Edição 118 - 27/10/2011

CONSIDERAÇÕES SOBRE O RELATÓRIO DO GRUPO DE TRABALHO DO BACEN (Portaria 067277)

O SINAL protocolou nesta data expediente com suas considerações sobre o relatório elaborado pelo grupo de trabalho constituído pelo BACEN para realizar diagnóstico da litigiosidade entre a Autarquia e seus servidores.

Infelizmente resta lamentar que após três meses de trabalhos o relatório apresentado pelo GT não permite uma análise mais aprofundada sobre os temas de interesse dos servidores na medida em que não identifica os processos por numeração e local de tramitação, nem mesmo para que se pudesse averiguar sobre a veracidade dos percentuais divulgados.
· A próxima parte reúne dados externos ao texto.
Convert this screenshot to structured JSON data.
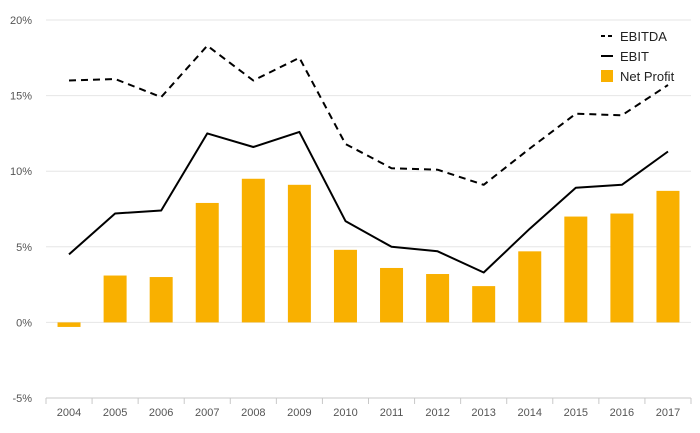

No expediente, o SINAL argumentou sobre a necessidade de se criar um espaço para negociações e conciliações a exemplo do que já vem ocorrendo em várias outras instituições com o aval do Poder Judiciário, acabando com a resistência conciliatória do Banco Central, configurada na apresentação ilimitada de recursos em processos cujo mérito já está definido.

Citou-se, como exemplo, as várias ações que tramitam com o propósito de ver reconhecida a natureza jurídica do tempo de serviço prestado por servidores do BACEN a empresas públicas e/ou sociedades de economia mista como ‘serviço público’ cuja matéria já está decidida no âmbito administrativo através do Parecer nº 028/2010/DECOR/CGU/AGU acatado pelo Banco Central.

Outro exemplo é a incorporação de quintos, objeto de decisão pelo C. Superior Tribunal de Justiça prolatada do Mandado de Segurança n° 13.174/DF, assegurando o direito dos servidores à incorporação de quintos no período de 8.4.1998 até 5.9.2001. O processo encontra-se aguardando julgamento de Embargos de Declaração opostos pelo BACEN suscitando dúvidas sobre a prescrição qüinqüenal anterior ao ajuizamento da ação. Não há mais discussão em relação ao mérito.

Os embargos revelam-se apenas procrastinatórios e impedem o cumprimento da ordem judicial eis que a execução do julgado está garantida desde a data da lesão em decorrência da interrupção da prescrição decorrente de processo administrativo reivindicando o mesmo direito e de protesto judicial que interrompeu a prescrição.

Destacou, ainda, entre outros, a questão da vantagem do art. 192, da Lei nº 8.112/90, indevidamente suprimida de alguns servidores quando da implantação do regime de subsídio. O direito ao recebimento da vantagem já foi esclarecida desde novembro de 2010, por meio da Orientação Normativa MPOG/SRH nº 11/2010.

Impossível não incluir na pauta de negociações as questões que tratam de reajustes remuneratórios, como as ações de 28,86% e 11,98 %, cujo direito já foi reconhecido aos demais servidores públicos e que ainda encontram resistência por parte do BACEN.

O relatório apresentado pelo grupo de trabalho em relação às ações de 28,86% foi minucioso, referindo-se, inclusive, à proposta do SINAL, entretanto foi omisso nos pontos essenciais, quais sejam, a economia de aproximadamente um bilhão de reais para os cofres públicos e a uniformidade de tratamento entre os servidores, que decorreria da celebração do acordo, tal como proposto pelo Sindicato.

Sobre o reajuste de 28,86 %, o SINAL lembrou a existência de processo judicial onde representa 2.793 servidores, decidido favoravelmente no Supremo Tribunal Federal e que não mais comporta ajuizamento de ação rescisória, sendo de todo conveniente para a Autarquia a celebração de acordo.

Não menos importantes são as demandas que tratam de aposentadorias julgadas ilegais pelo TCU com mais de uma década de atraso; dos descontos efetuados em contracheques sem observância do devido processo legal, e tantos outros mencionados no Relatório do Grupo de Trabalho.

Finalizando, o SINAL solicitou que sejam designadas reuniões com agendas específicas de forma a buscar soluções pontuais onde representantes do Banco e dos servidores possam dar concretude à política conciliatória e encerrar o maior número possível de demandas.